We had to move out of the house we rented from the Lipnickis after a while, because they threw us out. We got one little room in one of Grandmother’s houses. There were five of us in that room, but you were happy anyway. Another Jewish family, that made shirts, was already renting there, and they had to squash up because of us, and that’s how we lived.

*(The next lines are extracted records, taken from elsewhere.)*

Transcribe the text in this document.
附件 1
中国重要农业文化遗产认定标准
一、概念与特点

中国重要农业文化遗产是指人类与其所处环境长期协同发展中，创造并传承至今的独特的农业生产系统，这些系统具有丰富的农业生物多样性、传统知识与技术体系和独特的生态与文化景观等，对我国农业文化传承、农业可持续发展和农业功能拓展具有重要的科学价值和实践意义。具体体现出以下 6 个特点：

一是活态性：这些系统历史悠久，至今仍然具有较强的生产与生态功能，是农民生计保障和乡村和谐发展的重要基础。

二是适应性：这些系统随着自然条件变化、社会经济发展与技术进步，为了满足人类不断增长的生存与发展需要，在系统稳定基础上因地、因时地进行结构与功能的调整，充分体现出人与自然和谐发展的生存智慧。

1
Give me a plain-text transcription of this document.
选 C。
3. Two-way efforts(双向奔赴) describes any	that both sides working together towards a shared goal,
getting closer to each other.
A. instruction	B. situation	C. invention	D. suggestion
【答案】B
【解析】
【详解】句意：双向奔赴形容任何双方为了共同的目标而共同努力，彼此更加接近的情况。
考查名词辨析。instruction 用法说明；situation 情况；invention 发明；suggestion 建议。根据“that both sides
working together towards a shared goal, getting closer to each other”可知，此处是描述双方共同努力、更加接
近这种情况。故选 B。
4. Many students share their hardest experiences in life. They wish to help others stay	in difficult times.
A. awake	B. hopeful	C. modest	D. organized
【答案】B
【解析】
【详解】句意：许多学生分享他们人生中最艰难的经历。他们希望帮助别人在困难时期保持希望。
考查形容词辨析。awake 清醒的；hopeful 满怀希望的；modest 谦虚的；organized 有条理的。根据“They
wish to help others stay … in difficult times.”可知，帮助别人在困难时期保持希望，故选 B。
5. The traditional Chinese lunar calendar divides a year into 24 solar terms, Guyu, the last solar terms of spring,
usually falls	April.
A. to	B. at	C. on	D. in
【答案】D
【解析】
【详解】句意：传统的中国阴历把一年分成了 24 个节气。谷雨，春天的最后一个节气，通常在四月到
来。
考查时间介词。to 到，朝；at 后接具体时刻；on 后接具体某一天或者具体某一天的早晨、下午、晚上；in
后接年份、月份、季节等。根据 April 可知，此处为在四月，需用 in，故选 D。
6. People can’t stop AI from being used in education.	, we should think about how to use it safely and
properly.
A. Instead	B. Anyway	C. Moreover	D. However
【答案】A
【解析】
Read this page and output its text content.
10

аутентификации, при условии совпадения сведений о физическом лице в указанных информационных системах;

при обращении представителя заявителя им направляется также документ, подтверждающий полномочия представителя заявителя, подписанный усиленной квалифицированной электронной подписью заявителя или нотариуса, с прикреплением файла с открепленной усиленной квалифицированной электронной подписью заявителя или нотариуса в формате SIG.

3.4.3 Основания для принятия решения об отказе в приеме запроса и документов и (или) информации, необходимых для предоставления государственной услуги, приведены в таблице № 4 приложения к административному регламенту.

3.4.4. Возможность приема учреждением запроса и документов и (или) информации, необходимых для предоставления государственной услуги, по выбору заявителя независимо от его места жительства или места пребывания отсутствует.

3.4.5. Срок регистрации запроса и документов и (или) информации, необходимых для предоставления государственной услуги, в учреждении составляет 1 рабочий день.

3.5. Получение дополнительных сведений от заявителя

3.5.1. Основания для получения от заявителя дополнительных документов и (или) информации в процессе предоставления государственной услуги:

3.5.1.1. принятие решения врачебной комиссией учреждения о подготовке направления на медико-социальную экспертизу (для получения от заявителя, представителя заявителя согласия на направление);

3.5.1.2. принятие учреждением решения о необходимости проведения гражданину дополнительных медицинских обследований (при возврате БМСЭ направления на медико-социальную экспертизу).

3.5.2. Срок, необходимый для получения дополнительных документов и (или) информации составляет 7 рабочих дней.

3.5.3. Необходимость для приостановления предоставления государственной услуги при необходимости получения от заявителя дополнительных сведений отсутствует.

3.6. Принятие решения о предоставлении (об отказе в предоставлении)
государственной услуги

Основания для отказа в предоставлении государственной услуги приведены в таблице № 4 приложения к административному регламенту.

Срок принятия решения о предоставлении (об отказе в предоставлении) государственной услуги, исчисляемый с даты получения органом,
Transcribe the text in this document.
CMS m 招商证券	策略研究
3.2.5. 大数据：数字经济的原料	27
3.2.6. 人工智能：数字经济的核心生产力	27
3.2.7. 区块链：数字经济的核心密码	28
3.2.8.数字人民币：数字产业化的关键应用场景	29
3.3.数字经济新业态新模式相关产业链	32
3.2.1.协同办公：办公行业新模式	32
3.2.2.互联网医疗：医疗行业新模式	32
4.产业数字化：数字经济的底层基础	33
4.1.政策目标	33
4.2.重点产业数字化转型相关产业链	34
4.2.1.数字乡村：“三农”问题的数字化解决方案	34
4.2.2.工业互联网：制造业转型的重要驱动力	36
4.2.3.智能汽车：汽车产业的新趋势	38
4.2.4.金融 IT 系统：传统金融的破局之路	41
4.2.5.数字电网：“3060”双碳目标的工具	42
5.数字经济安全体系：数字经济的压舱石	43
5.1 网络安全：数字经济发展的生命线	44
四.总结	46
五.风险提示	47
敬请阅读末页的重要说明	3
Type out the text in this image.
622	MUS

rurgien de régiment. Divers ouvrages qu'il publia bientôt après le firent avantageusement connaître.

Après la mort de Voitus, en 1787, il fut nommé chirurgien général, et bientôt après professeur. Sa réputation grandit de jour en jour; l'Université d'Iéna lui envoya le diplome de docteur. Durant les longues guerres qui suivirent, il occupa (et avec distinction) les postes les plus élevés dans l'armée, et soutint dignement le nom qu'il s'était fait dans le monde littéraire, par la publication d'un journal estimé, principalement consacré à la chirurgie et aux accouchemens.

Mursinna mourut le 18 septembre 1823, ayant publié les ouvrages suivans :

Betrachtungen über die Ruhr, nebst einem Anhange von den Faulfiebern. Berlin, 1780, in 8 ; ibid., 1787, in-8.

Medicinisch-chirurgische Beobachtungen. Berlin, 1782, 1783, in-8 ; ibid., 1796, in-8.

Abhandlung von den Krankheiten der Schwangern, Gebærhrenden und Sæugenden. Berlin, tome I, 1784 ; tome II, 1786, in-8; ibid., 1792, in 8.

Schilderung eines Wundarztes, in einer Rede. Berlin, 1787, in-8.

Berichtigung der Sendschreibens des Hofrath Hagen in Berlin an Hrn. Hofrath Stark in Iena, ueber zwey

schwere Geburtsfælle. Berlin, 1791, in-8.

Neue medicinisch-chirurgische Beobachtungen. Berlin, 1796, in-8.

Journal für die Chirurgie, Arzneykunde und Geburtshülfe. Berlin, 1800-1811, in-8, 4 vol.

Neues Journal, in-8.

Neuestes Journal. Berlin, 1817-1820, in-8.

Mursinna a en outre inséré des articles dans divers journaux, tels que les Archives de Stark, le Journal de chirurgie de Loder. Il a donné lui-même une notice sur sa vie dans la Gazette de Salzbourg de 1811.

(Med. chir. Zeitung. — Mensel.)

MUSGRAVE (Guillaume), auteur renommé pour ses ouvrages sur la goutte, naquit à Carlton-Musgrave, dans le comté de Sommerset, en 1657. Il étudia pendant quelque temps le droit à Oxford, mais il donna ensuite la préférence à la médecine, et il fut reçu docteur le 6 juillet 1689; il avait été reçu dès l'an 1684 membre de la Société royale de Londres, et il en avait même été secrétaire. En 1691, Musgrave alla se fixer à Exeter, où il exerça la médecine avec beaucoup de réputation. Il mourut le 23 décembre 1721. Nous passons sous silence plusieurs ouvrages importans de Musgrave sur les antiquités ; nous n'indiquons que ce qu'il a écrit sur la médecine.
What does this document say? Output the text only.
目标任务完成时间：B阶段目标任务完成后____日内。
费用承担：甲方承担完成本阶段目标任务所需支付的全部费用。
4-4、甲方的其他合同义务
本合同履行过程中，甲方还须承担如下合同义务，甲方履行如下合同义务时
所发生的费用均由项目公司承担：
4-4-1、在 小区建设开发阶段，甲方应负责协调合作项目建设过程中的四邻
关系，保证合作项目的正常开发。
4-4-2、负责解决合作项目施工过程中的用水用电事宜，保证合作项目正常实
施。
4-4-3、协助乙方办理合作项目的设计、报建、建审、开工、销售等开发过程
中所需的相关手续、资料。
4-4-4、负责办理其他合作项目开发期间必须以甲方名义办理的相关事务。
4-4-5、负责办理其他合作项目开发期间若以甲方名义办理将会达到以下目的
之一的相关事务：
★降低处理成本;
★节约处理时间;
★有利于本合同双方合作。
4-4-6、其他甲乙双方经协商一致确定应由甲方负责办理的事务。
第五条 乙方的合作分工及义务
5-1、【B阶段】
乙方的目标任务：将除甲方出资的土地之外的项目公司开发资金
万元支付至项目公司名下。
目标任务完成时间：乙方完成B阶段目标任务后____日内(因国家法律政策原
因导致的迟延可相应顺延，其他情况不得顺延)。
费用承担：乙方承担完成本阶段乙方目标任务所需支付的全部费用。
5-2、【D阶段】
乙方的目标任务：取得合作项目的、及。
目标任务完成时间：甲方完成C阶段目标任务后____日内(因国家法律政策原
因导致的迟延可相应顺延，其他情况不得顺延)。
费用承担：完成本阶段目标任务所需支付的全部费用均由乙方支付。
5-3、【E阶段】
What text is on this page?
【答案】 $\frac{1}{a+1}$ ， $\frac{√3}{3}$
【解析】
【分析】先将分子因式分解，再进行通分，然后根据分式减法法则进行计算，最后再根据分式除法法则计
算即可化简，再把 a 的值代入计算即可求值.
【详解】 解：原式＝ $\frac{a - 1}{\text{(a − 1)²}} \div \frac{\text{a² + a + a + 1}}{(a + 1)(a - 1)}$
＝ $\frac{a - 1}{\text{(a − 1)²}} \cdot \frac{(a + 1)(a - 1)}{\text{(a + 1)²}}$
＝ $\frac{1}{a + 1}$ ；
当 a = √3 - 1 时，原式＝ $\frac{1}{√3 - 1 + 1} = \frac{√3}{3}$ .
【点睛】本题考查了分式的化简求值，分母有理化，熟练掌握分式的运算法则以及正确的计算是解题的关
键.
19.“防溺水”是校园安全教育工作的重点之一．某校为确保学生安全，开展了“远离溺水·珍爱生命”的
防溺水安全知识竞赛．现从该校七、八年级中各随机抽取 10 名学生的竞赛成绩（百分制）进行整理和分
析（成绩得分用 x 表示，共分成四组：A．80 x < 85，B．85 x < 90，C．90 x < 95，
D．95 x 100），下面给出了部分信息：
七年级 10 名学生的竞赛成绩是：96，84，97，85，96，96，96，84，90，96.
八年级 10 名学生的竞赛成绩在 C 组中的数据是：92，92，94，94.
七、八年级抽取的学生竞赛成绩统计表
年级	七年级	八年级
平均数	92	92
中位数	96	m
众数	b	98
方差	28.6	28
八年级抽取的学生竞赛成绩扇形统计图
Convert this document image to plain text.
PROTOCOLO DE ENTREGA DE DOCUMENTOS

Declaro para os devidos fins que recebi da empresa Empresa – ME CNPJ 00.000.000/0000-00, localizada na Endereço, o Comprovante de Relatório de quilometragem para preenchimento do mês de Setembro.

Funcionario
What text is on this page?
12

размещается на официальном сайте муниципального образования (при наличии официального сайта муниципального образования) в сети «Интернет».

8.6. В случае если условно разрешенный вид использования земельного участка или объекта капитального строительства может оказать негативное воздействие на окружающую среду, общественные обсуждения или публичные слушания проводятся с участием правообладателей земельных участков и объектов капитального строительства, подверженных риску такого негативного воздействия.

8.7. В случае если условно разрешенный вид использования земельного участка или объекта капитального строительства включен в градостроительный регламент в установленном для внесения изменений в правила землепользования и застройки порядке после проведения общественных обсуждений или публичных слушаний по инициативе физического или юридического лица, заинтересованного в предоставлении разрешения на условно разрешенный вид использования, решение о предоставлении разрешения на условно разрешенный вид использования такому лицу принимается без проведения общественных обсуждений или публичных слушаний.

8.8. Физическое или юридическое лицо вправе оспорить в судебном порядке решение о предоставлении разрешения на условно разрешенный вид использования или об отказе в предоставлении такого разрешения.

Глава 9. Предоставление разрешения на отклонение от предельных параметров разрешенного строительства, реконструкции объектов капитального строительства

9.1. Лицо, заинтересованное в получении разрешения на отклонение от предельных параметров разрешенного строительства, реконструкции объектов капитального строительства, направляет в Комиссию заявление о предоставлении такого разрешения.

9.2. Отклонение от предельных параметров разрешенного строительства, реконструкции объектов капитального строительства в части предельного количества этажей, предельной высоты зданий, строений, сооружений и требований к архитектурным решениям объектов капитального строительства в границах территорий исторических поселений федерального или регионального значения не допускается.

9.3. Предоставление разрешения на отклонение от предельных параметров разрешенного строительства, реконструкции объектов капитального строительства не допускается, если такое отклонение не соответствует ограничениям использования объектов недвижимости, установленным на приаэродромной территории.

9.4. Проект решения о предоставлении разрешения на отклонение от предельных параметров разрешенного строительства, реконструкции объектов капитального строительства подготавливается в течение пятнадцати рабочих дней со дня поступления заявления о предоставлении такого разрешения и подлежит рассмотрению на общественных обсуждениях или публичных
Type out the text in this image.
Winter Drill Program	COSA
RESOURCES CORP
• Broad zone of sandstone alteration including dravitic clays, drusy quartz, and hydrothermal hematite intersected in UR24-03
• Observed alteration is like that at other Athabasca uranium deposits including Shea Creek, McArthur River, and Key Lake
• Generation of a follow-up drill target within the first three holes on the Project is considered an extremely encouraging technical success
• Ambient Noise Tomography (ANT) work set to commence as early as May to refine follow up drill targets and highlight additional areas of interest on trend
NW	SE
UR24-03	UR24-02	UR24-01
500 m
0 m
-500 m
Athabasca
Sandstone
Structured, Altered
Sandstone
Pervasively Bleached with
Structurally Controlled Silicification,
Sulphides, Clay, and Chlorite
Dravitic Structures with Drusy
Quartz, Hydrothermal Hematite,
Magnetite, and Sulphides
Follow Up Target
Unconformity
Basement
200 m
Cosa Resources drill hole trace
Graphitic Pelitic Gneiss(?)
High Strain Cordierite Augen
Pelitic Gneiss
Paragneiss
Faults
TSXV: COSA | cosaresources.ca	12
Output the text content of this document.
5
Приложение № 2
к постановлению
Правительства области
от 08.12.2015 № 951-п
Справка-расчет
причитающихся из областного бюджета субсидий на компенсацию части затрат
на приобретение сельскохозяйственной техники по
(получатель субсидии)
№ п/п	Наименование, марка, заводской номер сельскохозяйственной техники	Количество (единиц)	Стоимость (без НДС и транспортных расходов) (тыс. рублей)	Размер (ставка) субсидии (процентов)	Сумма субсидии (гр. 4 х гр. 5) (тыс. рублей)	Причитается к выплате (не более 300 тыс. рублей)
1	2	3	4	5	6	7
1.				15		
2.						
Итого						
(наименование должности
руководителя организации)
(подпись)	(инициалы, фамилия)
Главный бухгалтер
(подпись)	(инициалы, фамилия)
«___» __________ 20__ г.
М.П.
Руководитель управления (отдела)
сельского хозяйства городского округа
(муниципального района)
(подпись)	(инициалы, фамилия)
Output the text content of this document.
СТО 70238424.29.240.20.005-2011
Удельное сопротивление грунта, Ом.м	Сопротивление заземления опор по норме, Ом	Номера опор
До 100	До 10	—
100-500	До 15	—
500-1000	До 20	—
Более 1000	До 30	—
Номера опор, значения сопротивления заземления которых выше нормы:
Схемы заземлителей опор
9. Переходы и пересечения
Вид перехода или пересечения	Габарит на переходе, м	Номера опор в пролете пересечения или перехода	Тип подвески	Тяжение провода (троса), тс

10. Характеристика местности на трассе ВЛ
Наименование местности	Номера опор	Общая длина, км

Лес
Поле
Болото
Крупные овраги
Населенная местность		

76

I remember this scene, I couldn’t tell you what year it was, but probably 1940 or 1941. Some German soldiers came to town, Wehrmacht, I think, not the SS. A lot of Jews still had beards at the time, and I remember that they hauled the barber out. The barber was a Jew too, but the Germans evidently didn’t know that. They ordered him to cut off beards. They caught the Jews, took them there, and the barber had to cut their beards off. On the Square. That’s how I saw it, because we were still living in the Square. And I remember the butcher, because they caught him too. I remember how one of the Germans held his machine gun in front of his ankles and another one made him jump over it. And then they forced a few more Jews to do it. They made the barber cut the butcher’s beard off too. He did it quite gently. And all the people whose beards he cut off had to pay – they’d put this basket out. At the end, I don’t know who, but somebody said that the barber was a Jew too. It wasn’t much money, so they didn’t take it, just scattered it across the Square, and people came and collected the money.